Pouquíssimos locais, muitos expatriados de passagem (trabalhadores remotos, estudantes Erasmus, residências artísticas). Uma parte importante dos apartamentos foi convertida em arrendamentos turísticos de curta duração antes do aperto regulamentar, e parte desse parque está a regressar lentamente ao mercado residencial. As famílias com crianças aqui são raríssimas: os espaços são pequenos, faltam supermercados grandes e zonas de jogos reais.

Como é de dia

De dia é uma máquina turística. As Ramblas e a Catedral são atravessadas por rios de pessoas em qualquer estação, e no verão torna-se impraticável. As praças mais tranquilas — Plaça del Pi, Plaça Sant Felip Neri, Plaça Reial nas horas da manhã — continuam mesmo assim bonitas. Há cafés históricos, livrarias independentes, oficinas artesanais sobreviventes ao turismo de massa, e um bom número de galerias de arte menores.

Como é a noite

De noite o Gòtic muda de natureza. Torna-se um labirinto de bares, restaurantes de tapas, cocktail bars, clubes. A Plaça Reial e os arredores são um dos núcleos da vida nocturna. Isto significa que dormir aqui sem tampões para os ouvidos é difícil: o ruído de grupos turísticos achispados a regressar às três da manhã é quotidiano, sobretudo aos fins-de-semana. As janelas para os becos principais amplificam tudo.

Mover-se

A paragem mais central é Liceu (linha L3), seguida de Jaume I (L4) e Drassanes (L3). Todo o bairro é percorrido a pé em poucos minutos. A bicicleta não é o melhor meio: becos estreitos, calçada irregular, demasiados peões. O autocarro só passa pelos lados (Via Laietana, Ramblas).

Comer e fazer compras

Poucos supermercados e preços mais altos que no resto da cidade.

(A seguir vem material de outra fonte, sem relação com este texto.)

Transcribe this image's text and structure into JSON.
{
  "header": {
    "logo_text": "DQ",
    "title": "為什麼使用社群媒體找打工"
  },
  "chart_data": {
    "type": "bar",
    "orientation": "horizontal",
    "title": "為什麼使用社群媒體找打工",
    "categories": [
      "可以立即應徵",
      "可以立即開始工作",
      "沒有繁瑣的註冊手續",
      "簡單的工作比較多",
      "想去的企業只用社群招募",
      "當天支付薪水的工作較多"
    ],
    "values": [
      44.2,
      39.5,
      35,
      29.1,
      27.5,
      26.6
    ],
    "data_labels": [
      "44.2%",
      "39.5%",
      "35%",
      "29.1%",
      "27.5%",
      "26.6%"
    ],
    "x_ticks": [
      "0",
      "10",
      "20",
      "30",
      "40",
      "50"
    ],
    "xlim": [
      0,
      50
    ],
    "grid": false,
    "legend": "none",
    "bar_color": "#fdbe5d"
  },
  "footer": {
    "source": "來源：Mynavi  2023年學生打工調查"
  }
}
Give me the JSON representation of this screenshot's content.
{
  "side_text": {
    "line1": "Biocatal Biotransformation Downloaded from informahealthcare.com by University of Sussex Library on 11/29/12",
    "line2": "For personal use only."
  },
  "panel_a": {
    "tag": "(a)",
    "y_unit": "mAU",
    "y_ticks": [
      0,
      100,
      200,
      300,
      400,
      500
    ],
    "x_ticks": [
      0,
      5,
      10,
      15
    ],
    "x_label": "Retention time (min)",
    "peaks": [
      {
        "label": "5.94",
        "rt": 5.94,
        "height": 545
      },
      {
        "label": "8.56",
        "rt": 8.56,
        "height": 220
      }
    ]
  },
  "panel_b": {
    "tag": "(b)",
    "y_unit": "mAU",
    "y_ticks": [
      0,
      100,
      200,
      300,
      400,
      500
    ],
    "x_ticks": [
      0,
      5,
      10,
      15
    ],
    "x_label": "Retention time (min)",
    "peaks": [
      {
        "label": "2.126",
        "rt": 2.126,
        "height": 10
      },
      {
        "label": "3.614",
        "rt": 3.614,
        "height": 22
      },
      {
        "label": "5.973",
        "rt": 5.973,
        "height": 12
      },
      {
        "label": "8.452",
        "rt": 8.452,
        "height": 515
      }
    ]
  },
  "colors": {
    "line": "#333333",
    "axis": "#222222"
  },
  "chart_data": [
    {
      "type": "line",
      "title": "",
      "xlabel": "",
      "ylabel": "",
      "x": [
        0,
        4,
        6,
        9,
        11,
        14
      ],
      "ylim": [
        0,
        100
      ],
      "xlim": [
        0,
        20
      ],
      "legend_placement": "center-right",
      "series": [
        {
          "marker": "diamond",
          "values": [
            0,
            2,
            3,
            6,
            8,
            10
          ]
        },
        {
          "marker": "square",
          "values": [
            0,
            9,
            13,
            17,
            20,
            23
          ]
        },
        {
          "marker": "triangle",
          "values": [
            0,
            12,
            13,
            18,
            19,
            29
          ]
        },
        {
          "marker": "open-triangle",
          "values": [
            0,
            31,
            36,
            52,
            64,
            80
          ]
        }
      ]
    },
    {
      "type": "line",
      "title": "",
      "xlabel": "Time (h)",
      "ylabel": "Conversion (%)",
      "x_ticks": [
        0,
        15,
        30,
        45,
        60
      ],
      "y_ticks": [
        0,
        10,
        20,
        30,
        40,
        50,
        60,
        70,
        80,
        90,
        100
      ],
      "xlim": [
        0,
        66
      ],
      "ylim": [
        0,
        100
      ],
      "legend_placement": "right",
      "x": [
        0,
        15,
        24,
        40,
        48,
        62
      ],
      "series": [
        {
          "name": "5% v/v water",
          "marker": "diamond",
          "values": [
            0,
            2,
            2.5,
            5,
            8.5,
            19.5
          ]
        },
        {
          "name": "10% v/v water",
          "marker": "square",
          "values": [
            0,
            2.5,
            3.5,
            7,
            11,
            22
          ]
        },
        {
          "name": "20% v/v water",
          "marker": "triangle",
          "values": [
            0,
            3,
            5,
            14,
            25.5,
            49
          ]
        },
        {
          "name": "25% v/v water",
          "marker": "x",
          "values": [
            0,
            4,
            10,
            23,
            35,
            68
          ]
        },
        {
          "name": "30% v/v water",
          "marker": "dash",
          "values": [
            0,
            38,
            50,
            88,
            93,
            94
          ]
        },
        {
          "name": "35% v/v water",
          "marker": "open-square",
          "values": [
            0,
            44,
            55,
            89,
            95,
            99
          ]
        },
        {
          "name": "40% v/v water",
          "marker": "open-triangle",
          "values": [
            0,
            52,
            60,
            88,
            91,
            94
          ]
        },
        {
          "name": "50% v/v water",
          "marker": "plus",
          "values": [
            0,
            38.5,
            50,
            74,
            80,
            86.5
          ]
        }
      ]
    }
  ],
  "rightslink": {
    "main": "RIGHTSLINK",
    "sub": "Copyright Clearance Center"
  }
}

O Mercat de la Boqueria fica à esquina (nas Ramblas) mas é caro e cheio de turistas; o Mercat de Santa Caterina, logo a seguir à Via Laietana no bairro vizinho de La Ribera, é uma alternativa melhor para o dia-a-dia. Os restaurantes do Gòtic são na maior parte pensados para turistas — pagas mais do que o justo por uma qualidade média baixa. As excepções existem mas têm de se procurar: pequenas bodegues de bairro, tabernas catalãs mais escondidas em direcção à Carrer dels Banys Nous ou nas ruelas à volta da Plaça de Sant Felip Neri.

Quando NÃO o escolher

Se procuras tranquilidade, se tens um horário de trabalho sério (acordar cedo, reuniões online de manhã), se não suportas multidão e ruído constante, o Gòtic não é para ti. É um bairro ideal para quem está em Barcelona por poucos meses e quer viver imerso no centro histórico; menos indicado para quem prevê ficar muito tempo. A segurança nocturna também é algo a considerar: os carteiristas turísticos são frequentes, e os becos mais estreitos ficam vazios e mal iluminados à noite.

Em resumo: escolhe o Gòtic se o que mais te interessa é a localização e o ambiente medieval, e aceitas o preço a pagar em ruído e turismo. Para tudo o resto, os bairros vizinhos (El Born, El Raval, Sant Antoni) oferecem muitas vezes um compromisso melhor.